第293話 王国魔術師団へ帰還報告
「テルガニ子爵、ようこそお越しくださいました」
「いえ、お忙しいところお邪魔します」
では早速、と魔術師団長のラロシェルが話し出す。
「今回のルグミーヌ王国へ同行させたクロヴォン・タルブの件、申し訳ありませんでした」
「え?いえ特には」
「いいえ、ちゃんと聞いております。嫉妬心などから色々とご迷惑をおかけし、さらに馬に乗れない3人であったから、功をあげる数少ないチャンスを逃したと。騎士団員たちはその少ないチャンスをつかんだというのに。この度はギャストル王子殿下も同行されることを言い訳に、魔術師団員の入れ替えをさせて頂きます。こちらに」
合図で入って来たのはローブ姿の男性3人。
「ご紹介いたします。

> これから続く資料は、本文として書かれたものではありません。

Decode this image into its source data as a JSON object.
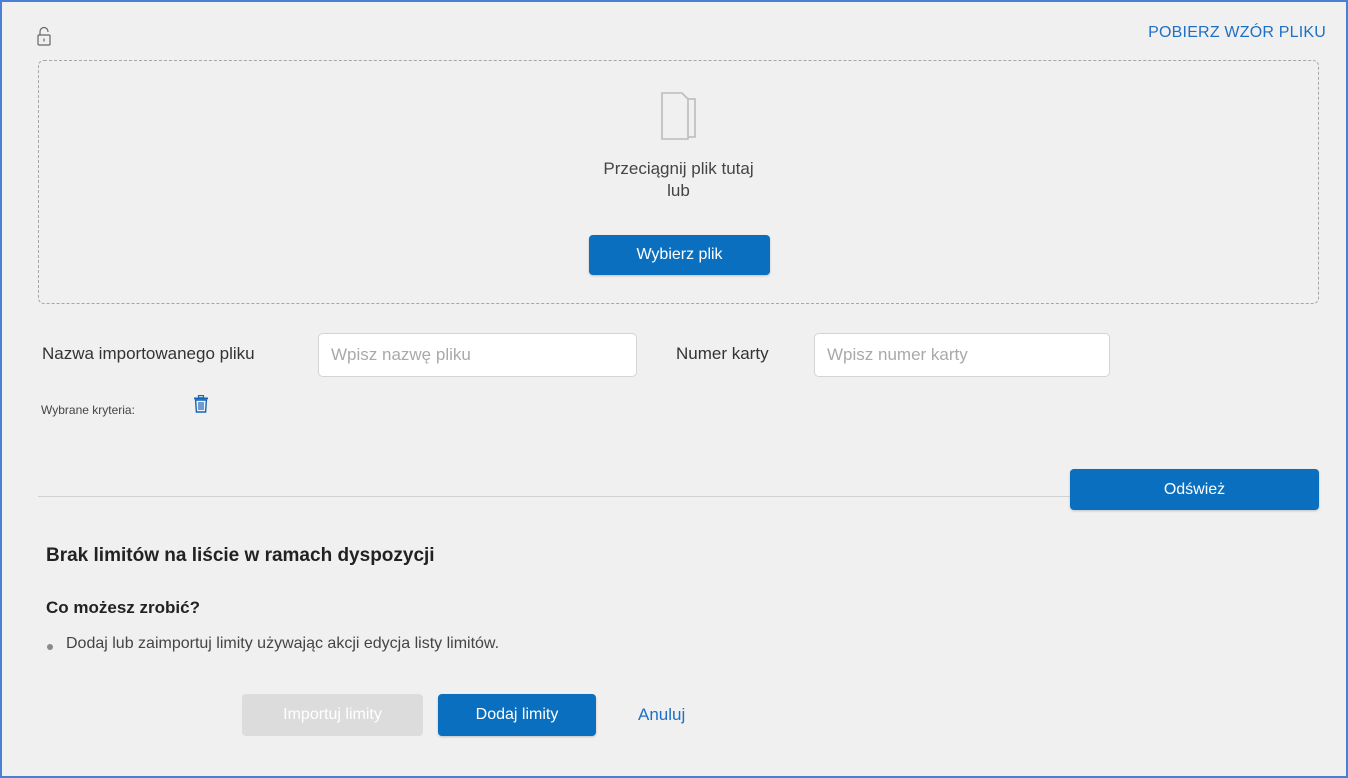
{
  "header": {
    "download_template_label": "POBIERZ WZÓR PLIKU"
  },
  "dropzone": {
    "line1": "Przeciągnij plik tutaj",
    "line2": "lub",
    "choose_file_label": "Wybierz plik"
  },
  "filters": {
    "file_name_label": "Nazwa importowanego pliku",
    "file_name_placeholder": "Wpisz nazwę pliku",
    "file_name_value": "",
    "card_number_label": "Numer karty",
    "card_number_placeholder": "Wpisz numer karty",
    "card_number_value": "",
    "selected_criteria_label": "Wybrane kryteria:",
    "refresh_label": "Odśwież"
  },
  "empty_state": {
    "title": "Brak limitów na liście w ramach dyspozycji",
    "help_title": "Co możesz zrobić?",
    "tips": [
      "Dodaj lub zaimportuj limity używając akcji edycja listy limitów."
    ]
  },
  "actions": {
    "import_label": "Importuj limity",
    "add_label": "Dodaj limity",
    "cancel_label": "Anuluj"
  },
  "icons": {
    "lock": "lock-open-icon",
    "file": "documents-icon",
    "trash": "trash-icon"
  },
  "colors": {
    "primary": "#0a6fbe",
    "link": "#1f6fc5",
    "disabled": "#dcdcdc",
    "background": "#f0f0f0",
    "frame_border": "#4a7fd6"
  }
}
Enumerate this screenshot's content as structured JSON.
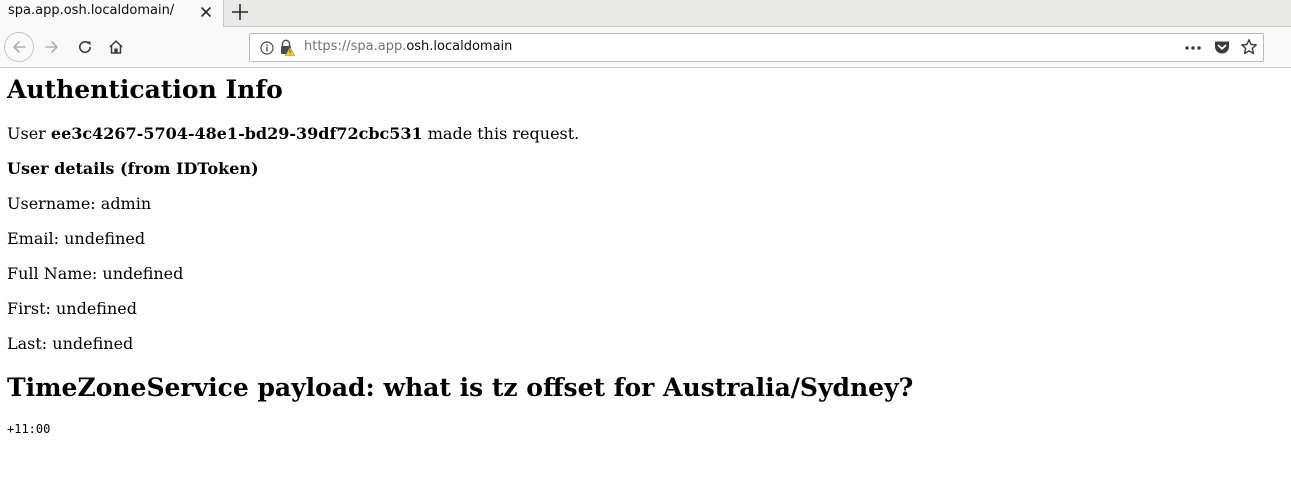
{
  "browser": {
    "tab_title": "spa.app.osh.localdomain/",
    "url_prefix": "https://spa.app.",
    "url_host": "osh.localdomain"
  },
  "page": {
    "title": "Authentication Info",
    "user_prefix": "User ",
    "user_id": "ee3c4267-5704-48e1-bd29-39df72cbc531",
    "user_suffix": " made this request.",
    "details_heading": "User details (from IDToken)",
    "username": "Username: admin",
    "email": "Email: undefined",
    "full_name": "Full Name: undefined",
    "first": "First: undefined",
    "last": "Last: undefined",
    "tz_heading": "TimeZoneService payload: what is tz offset for Australia/Sydney?",
    "tz_value": "+11:00"
  },
  "icons": {
    "tab_close": "close-icon",
    "new_tab": "plus-icon",
    "back": "arrow-left-icon",
    "forward": "arrow-right-icon",
    "reload": "reload-icon",
    "home": "home-icon",
    "info": "info-icon",
    "lock_warning": "lock-warning-icon",
    "more": "more-icon",
    "pocket": "pocket-icon",
    "bookmark": "star-icon"
  }
}
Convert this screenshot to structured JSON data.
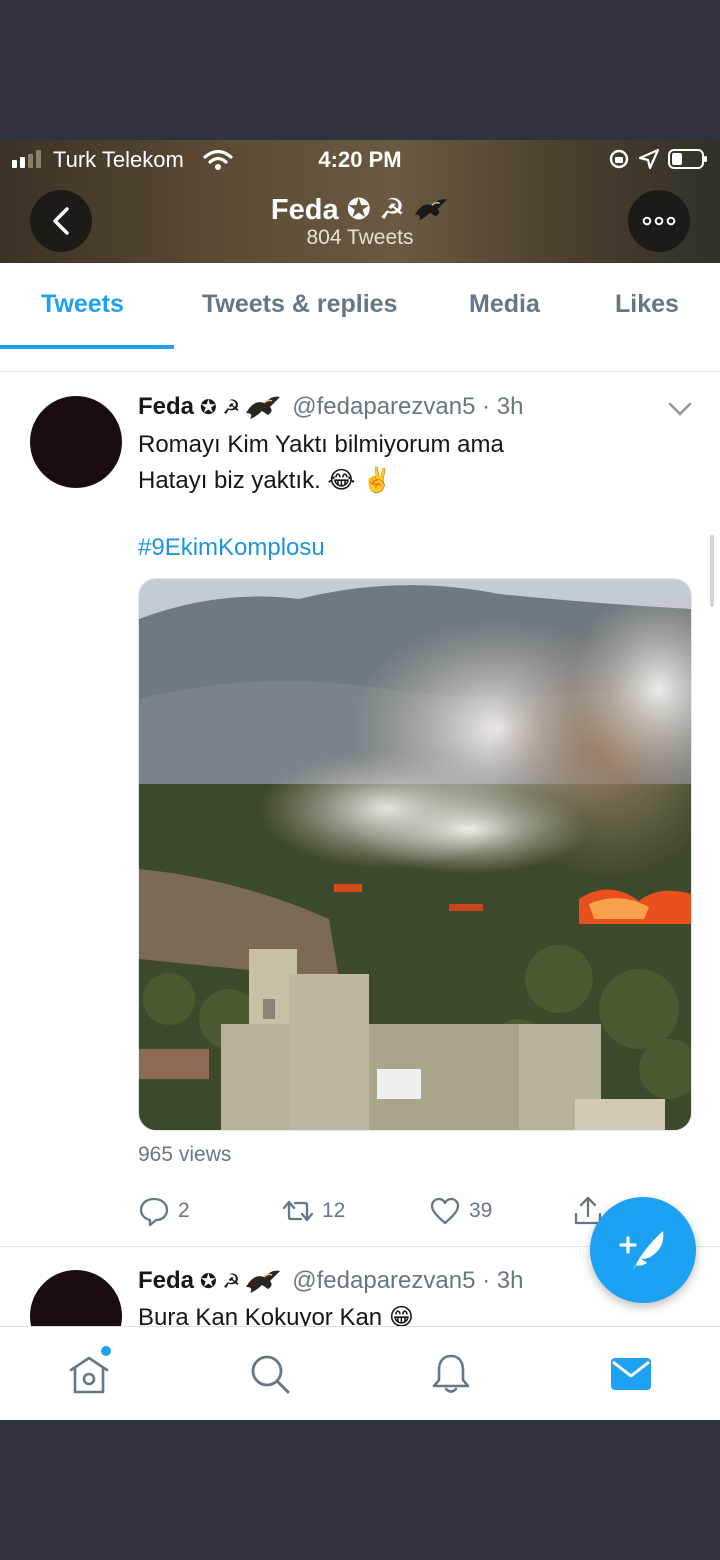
{
  "status_bar": {
    "carrier": "Turk Telekom",
    "time": "4:20 PM"
  },
  "profile_header": {
    "name": "Feda ✪ ☭",
    "tweet_count": "804 Tweets"
  },
  "tabs": [
    {
      "label": "Tweets",
      "active": true
    },
    {
      "label": "Tweets & replies",
      "active": false
    },
    {
      "label": "Media",
      "active": false
    },
    {
      "label": "Likes",
      "active": false
    }
  ],
  "tweets": [
    {
      "name": "Feda",
      "badges": "✪ ☭",
      "handle_time": "@fedaparezvan5 · 3h",
      "text_line1": "Romayı Kim Yaktı bilmiyorum ama",
      "text_line2": "Hatayı biz yaktık. 😂 ✌️",
      "hashtag": "#9EkimKomplosu",
      "views": "965 views",
      "replies": "2",
      "retweets": "12",
      "likes": "39"
    },
    {
      "name": "Feda",
      "badges": "✪ ☭",
      "handle_time": "@fedaparezvan5 · 3h",
      "text_line1": "Bura Kan Kokuyor Kan 😁"
    }
  ],
  "colors": {
    "accent": "#1da1f2",
    "hashtag": "#1b95e0",
    "secondary_text": "#657786"
  },
  "icons": [
    "back-arrow-icon",
    "more-icon",
    "dropdown-chevron-icon",
    "reply-icon",
    "retweet-icon",
    "like-icon",
    "share-icon",
    "compose-tweet-icon",
    "home-icon",
    "search-icon",
    "notifications-icon",
    "messages-icon"
  ]
}
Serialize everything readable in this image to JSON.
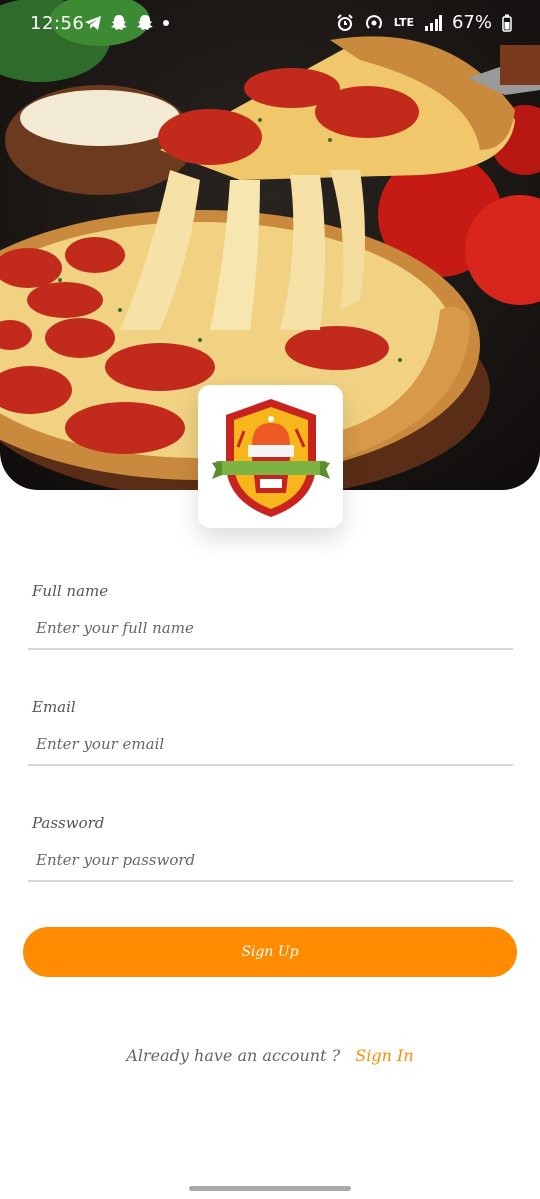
{
  "status_bar": {
    "time": "12:56",
    "network": "LTE",
    "battery": "67%",
    "icons": [
      "telegram-icon",
      "snapchat-icon",
      "snapchat-icon",
      "dot-icon",
      "alarm-icon",
      "hotspot-icon",
      "lte-icon",
      "signal-icon",
      "battery-icon"
    ]
  },
  "hero": {
    "image": "pizza-hero-image",
    "logo": "restaurant-crest-logo"
  },
  "form": {
    "full_name": {
      "label": "Full name",
      "placeholder": "Enter your full name"
    },
    "email": {
      "label": "Email",
      "placeholder": "Enter your email"
    },
    "password": {
      "label": "Password",
      "placeholder": "Enter your password"
    }
  },
  "actions": {
    "signup_label": "Sign Up",
    "signin_prompt": "Already have an account ?",
    "signin_link": "Sign In"
  },
  "colors": {
    "accent": "#ff8c00",
    "logo_red": "#c8231f",
    "logo_green": "#7cb342",
    "logo_yellow": "#f6b61c"
  }
}
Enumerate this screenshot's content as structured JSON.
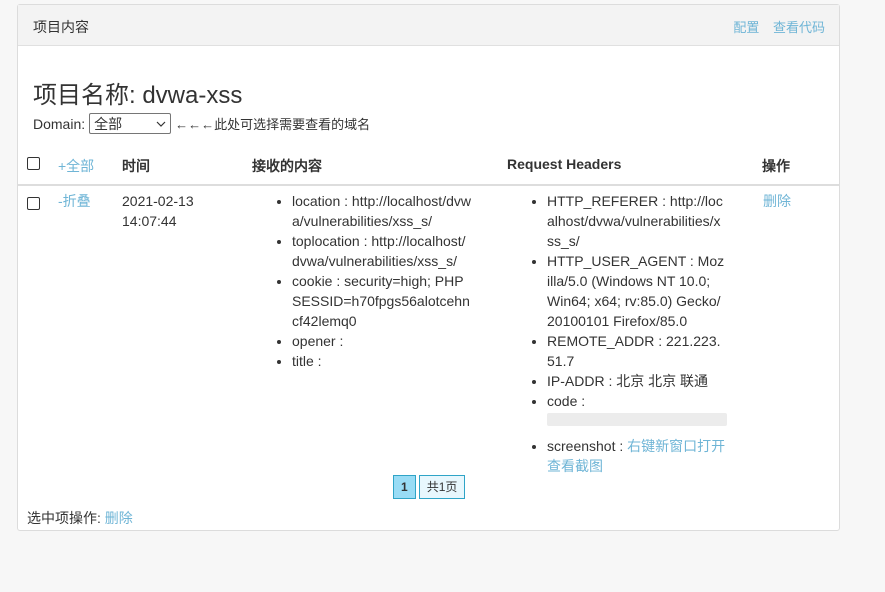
{
  "header": {
    "title": "项目内容",
    "links": [
      "配置",
      "查看代码"
    ]
  },
  "project": {
    "name": "项目名称: dvwa-xss"
  },
  "domain": {
    "label": "Domain:",
    "selected": "全部",
    "hint": "←←←此处可选择需要查看的域名"
  },
  "table": {
    "headers": {
      "toggle_all": "+全部",
      "time": "时间",
      "content": "接收的内容",
      "request_headers": "Request Headers",
      "actions": "操作"
    },
    "rows": [
      {
        "toggle": "-折叠",
        "time_date": "2021-02-13",
        "time_clock": "14:07:44",
        "content": [
          "location : http://localhost/dvwa/vulnerabilities/xss_s/",
          "toplocation : http://localhost/dvwa/vulnerabilities/xss_s/",
          "cookie : security=high; PHPSESSID=h70fpgs56alotcehncf42lemq0",
          "opener :",
          "title :"
        ],
        "headers": {
          "http_referer": "HTTP_REFERER : http://localhost/dvwa/vulnerabilities/xss_s/",
          "user_agent": "HTTP_USER_AGENT : Mozilla/5.0 (Windows NT 10.0; Win64; x64; rv:85.0) Gecko/20100101 Firefox/85.0",
          "remote_addr": "REMOTE_ADDR : 221.223.51.7",
          "ip_addr": "IP-ADDR : 北京 北京 联通",
          "code": "code :",
          "screenshot_label": "screenshot :",
          "screenshot_link": "右键新窗口打开查看截图"
        },
        "delete": "删除"
      }
    ]
  },
  "pager": {
    "current": "1",
    "total": "共1页"
  },
  "footer": {
    "label": "选中项操作:",
    "delete": "删除"
  },
  "colors": {
    "link": "#6fb5d6",
    "pager_border": "#2fa4c7",
    "pager_active": "#99dcf5"
  }
}
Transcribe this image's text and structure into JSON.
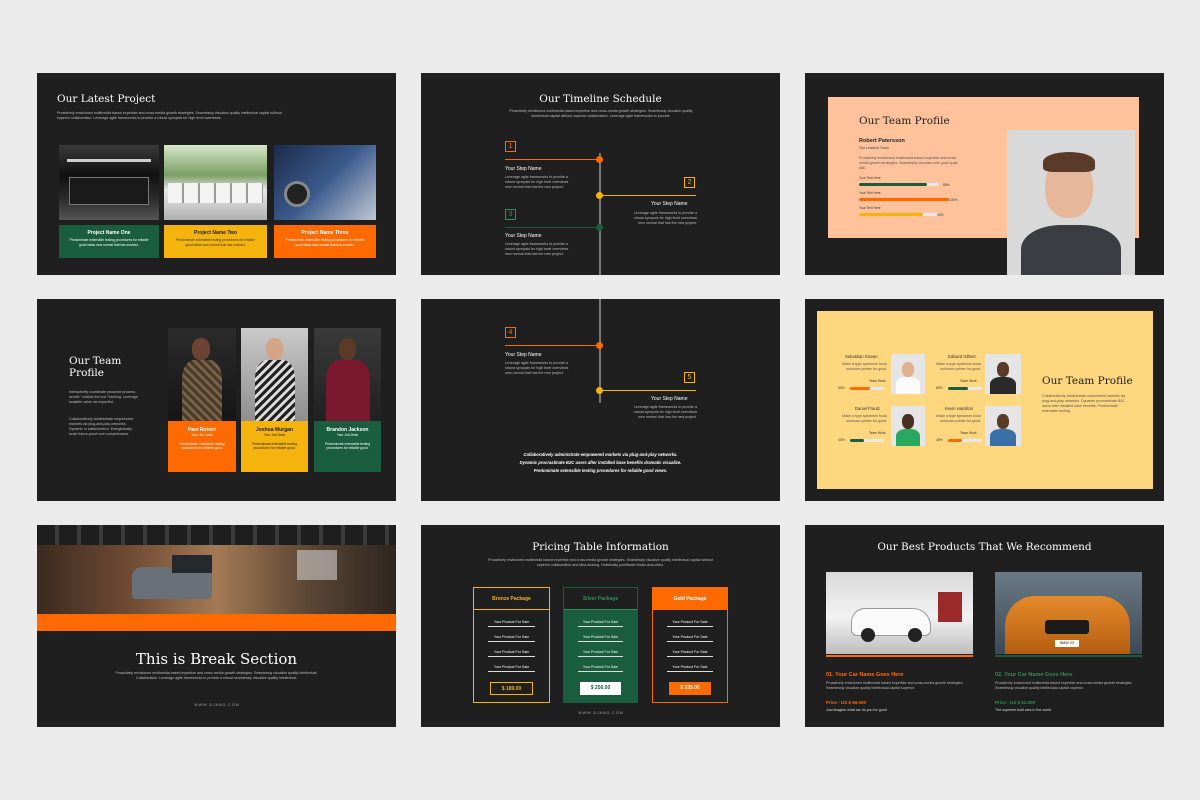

順にセレスタン・グリニオン、アナトリス・トーバック、ジュレーズ・マンデーズです」
「家名ということは」
「はい、順に男爵家の当主、嫡男、準男爵当主となります。いずれも意識が高く乗馬もできますし、中級の攻撃魔法は使える者たちです」
「「「よろしくお願いいたします」」」
「こちらこそ、どうぞよろしくお願いいたします」
「では自己紹介かねがね、また鍛えられた腕を拝見できますでしょうか」
連れ立って行った訓練場では以前のように魔術師団員たちが待ち構えている。中には一緒にルグミーヌ王国へ行った3人も立っているが、特にクロヴォン・タルブからはにらまれているとしか思えない表情であった。
「では非常勤講師のジェロマン・テルガニ子爵に実演を頂く」
団長ラロシェルの合図に従い、古代魔術で威力が向上した≪豪炎≫≪炎壁≫≪氷槍≫≪氷壁≫を順次発動させる。
以前のことを覚えていた者たちからもさらに威力が向上した実演を見て声が漏れる。